Developer: Giant Squid Studios
Plaforms: PC (reviewed), PS4
Date of play: 3/08/12
Play time: 98 minutes
ABZÛ is a game I didn’t really know about until a couple of months ago. But Austin Wintory tweeted about it and I follow him so I figured it must be good, if only for the music. Wintory composed the soundtrack for Journey, which is still my favourite game of all time. And that’s good, because ABZÛ is very similar to Journey. It maintains the design choices of Journey: minimal user-interface, minimalist storytelling and a focus on music and visuals (specifically architecture) to tell a narrative. At the same time, however, ABZÛ managed to carve out its own identity with a heartwarming story with a strong moral, a beautiful aesthetic and immersive (pun) gameplay.
ABZÛ’s gameplay is relatively simple: you move around underwater and can activate certain items and ride certain fish. It’s incredibly simple, but in a way that gives it a purity that makes the protagonist an extension of the player. This simplicity allows for ABZÛ to tell its story while still engaging the player with simple — very simple — puzzles to maintain their interest. It’s akin to a “walking simulator” in that sense, though ABZÛ, like Journey, has the barest minimum of obstacles and challenge so that it’s more of a game than the games lumped into that genre. Also, again like Journey, there are parts where the ABZÛ’s gameplay serves to create meaning and further the game’s story. Things like how the main character can interact with fish becomes relevant later on, and how you interact with some objects and characters serves to create a connection between the main character with this lost civilisation and the ocean life. Also, at times, again like Journey, ABZÛ decides to really give you some fun by letting you swim through strong currents with large schools of fish. The visual feedback combined with the sound makes it such a beautiful experience, you’ll probably miss some of the collectables (which are also in the more slow-moving areas). The controls are somewhat floaty and take a few minutes to get used to, but that’s really unavoidable. Also, your first really big open area has invisible walls, but being constantly walled off via actual walls would take something out of a diving game, and it’s pretty clear where the boundaries are.

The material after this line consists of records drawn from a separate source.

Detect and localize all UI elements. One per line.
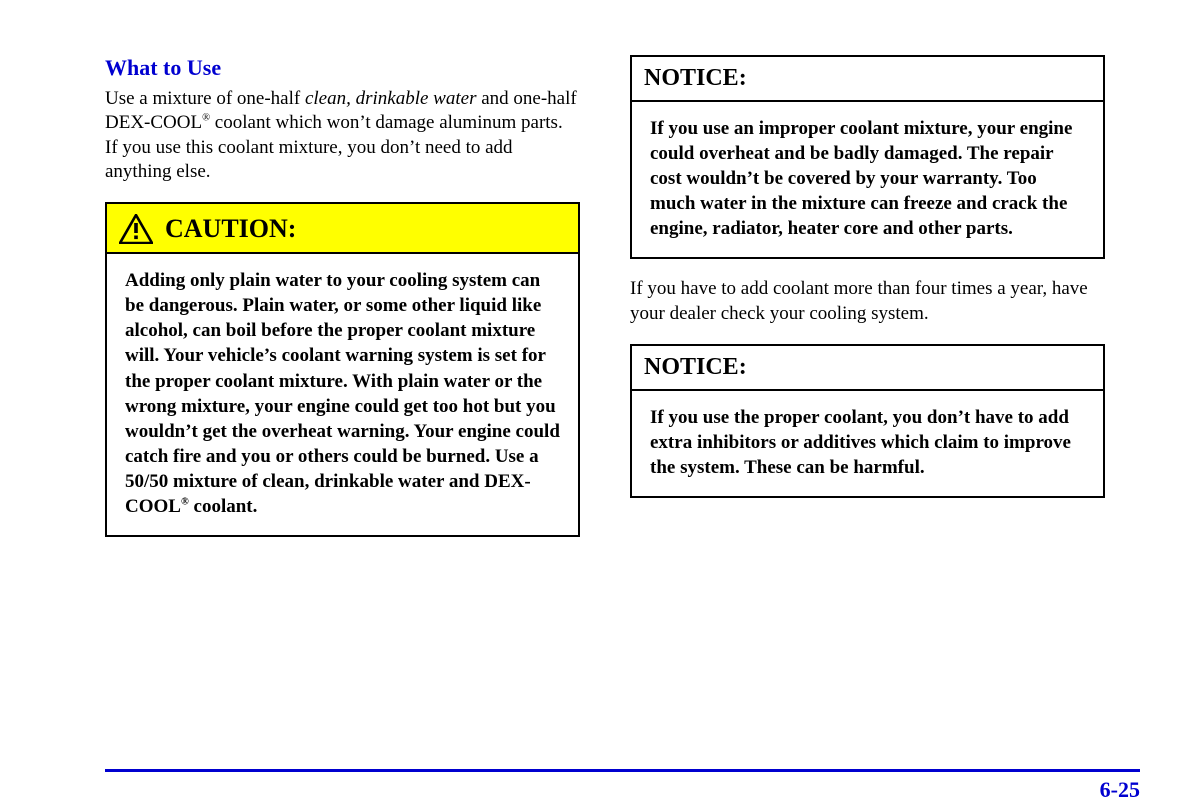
notice-box-1: NOTICE: If you use an improper coolant m… (630, 55, 1105, 259)
intro-paragraph: Use a mixture of one-half clean, drinkab… (105, 87, 580, 184)
notice-title: NOTICE: (632, 57, 1103, 102)
caution-body-pre: Adding only plain water to your cooling … (125, 270, 560, 517)
caution-body-post: coolant. (189, 496, 258, 517)
page-content: What to Use Use a mixture of one-half cl… (0, 0, 1200, 537)
right-column: NOTICE: If you use an improper coolant m… (630, 55, 1105, 537)
caution-header: CAUTION: (107, 204, 578, 254)
caution-body: Adding only plain water to your cooling … (107, 254, 578, 535)
page-footer: 6-25 (105, 769, 1140, 772)
warning-triangle-icon (119, 214, 153, 244)
page-number: 6-25 (1100, 777, 1140, 803)
registered-mark: ® (181, 497, 189, 508)
caution-title: CAUTION: (165, 214, 296, 244)
notice-body: If you use an improper coolant mixture, … (632, 102, 1103, 257)
intro-text-italic: clean, drinkable water (305, 88, 477, 109)
notice-title: NOTICE: (632, 346, 1103, 391)
intro-text-pre: Use a mixture of one-half (105, 88, 305, 109)
left-column: What to Use Use a mixture of one-half cl… (105, 55, 580, 537)
section-heading: What to Use (105, 55, 580, 81)
mid-paragraph: If you have to add coolant more than fou… (630, 277, 1105, 326)
caution-box: CAUTION: Adding only plain water to your… (105, 202, 580, 537)
notice-box-2: NOTICE: If you use the proper coolant, y… (630, 344, 1105, 498)
notice-body: If you use the proper coolant, you don’t… (632, 391, 1103, 496)
footer-rule (105, 769, 1140, 772)
registered-mark: ® (202, 113, 210, 124)
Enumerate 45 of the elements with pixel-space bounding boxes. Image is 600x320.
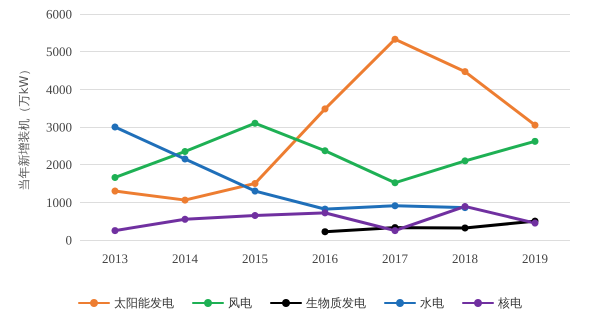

Where ABZÛ shines is in how it builds its world and story. You’re dropped into the game without any context, just like Journey, and so you simply make for whatever seems most interesting, in this case underwater tunnels. However, throughout he game, recurring motifs — like the main character having a triangle on their back, and the old civilisation’s gateways being shaped like triangles — make it clear that you are somehow connected to a destroyed underwater civilisation that somehow managed to harness a sort of magical water energy (as in water beneath water) connected to ocean life. And at the same time, the recurring threat of deadly sharks makes it clear that they were somehow involved with this civilisation in one way or the other. As the main character tries to seemingly restore this lost city, more and more of the full story is revealed and you can piece more of it together. This more complicated manner of delivering story allows for some real surprises, as you find that your interpretation of events are played with wonderfully. Plot twists aren’t explained to you at all; the wall-paintings, events, shifting colours and music is enough to convey meaning. And all of this intrigue manages to tell a story with a simple moral, but one that feels earned through how complex its delivery was. That’s all I can give without spoiling, but suffice to say, the way ABZÛ plays with your expectations is wonderful, and I wish more games did this.
Visually, ABZÛ goes for the simplistic, high-contrast style that’s gotten popular recently in games like The Witness. But where it works is that it’s not relying on a sheer variety of colour and just upping the contrast on everything. ABZÛ has a coherent art style: the fish are beautiful but not overdone. The main character is beautiful in their simplicity and animation. The architecture of this lost civilisation has a great unified look to it, and the clashing aesthetic of that architecture with the main character and their drones creates a good contrast that serves to actually tell the story! Things aren’t perfect; I played the game on Ultra and maintained 60 fps, but I had some framerate drops in extremely large schools of fish. There are also some clipping issues every now and then that takes away from some of the immersion.
Wintory’s score is, as expected, beautiful. ABZÛ’s music is how much meaning is made of its visuals, so falling short would mean the entire endeavour falling apart. But ABZÛ’s soundtrack is full of beautiful orchestral and classical music that will guide you on your journey. The music ramps up and sweeps you away when the aforementioned current does the same. It’s looming and disturbing when a shark intimates you. Wintory’s music is beautiful and gives much of ABZÛ’s scenes more meaning. It’s not as good as Journey, but it’s still an amazing sounding game.
ABZÛ, more than anything, is a game about simplicity and the depth that comes from that. The mechanics are simple. The story (at least my interpretation of it) is simple. The art style is relatively simple. But it has depth in how it uses this simplicity to create depth. The fact that ABZÛ doesn’t hold your hand and encourages you to interpret what you’re seeing, hearing and doing is what gives it depth. ABZÛ, like Journey before it, is what you make of it. And to me, it’s a game which uses its simple gameplay, gorgeous aesthetic and beautiful soundtrack in tandem to tell a wonderful story that plays with your expectations and has real meaning.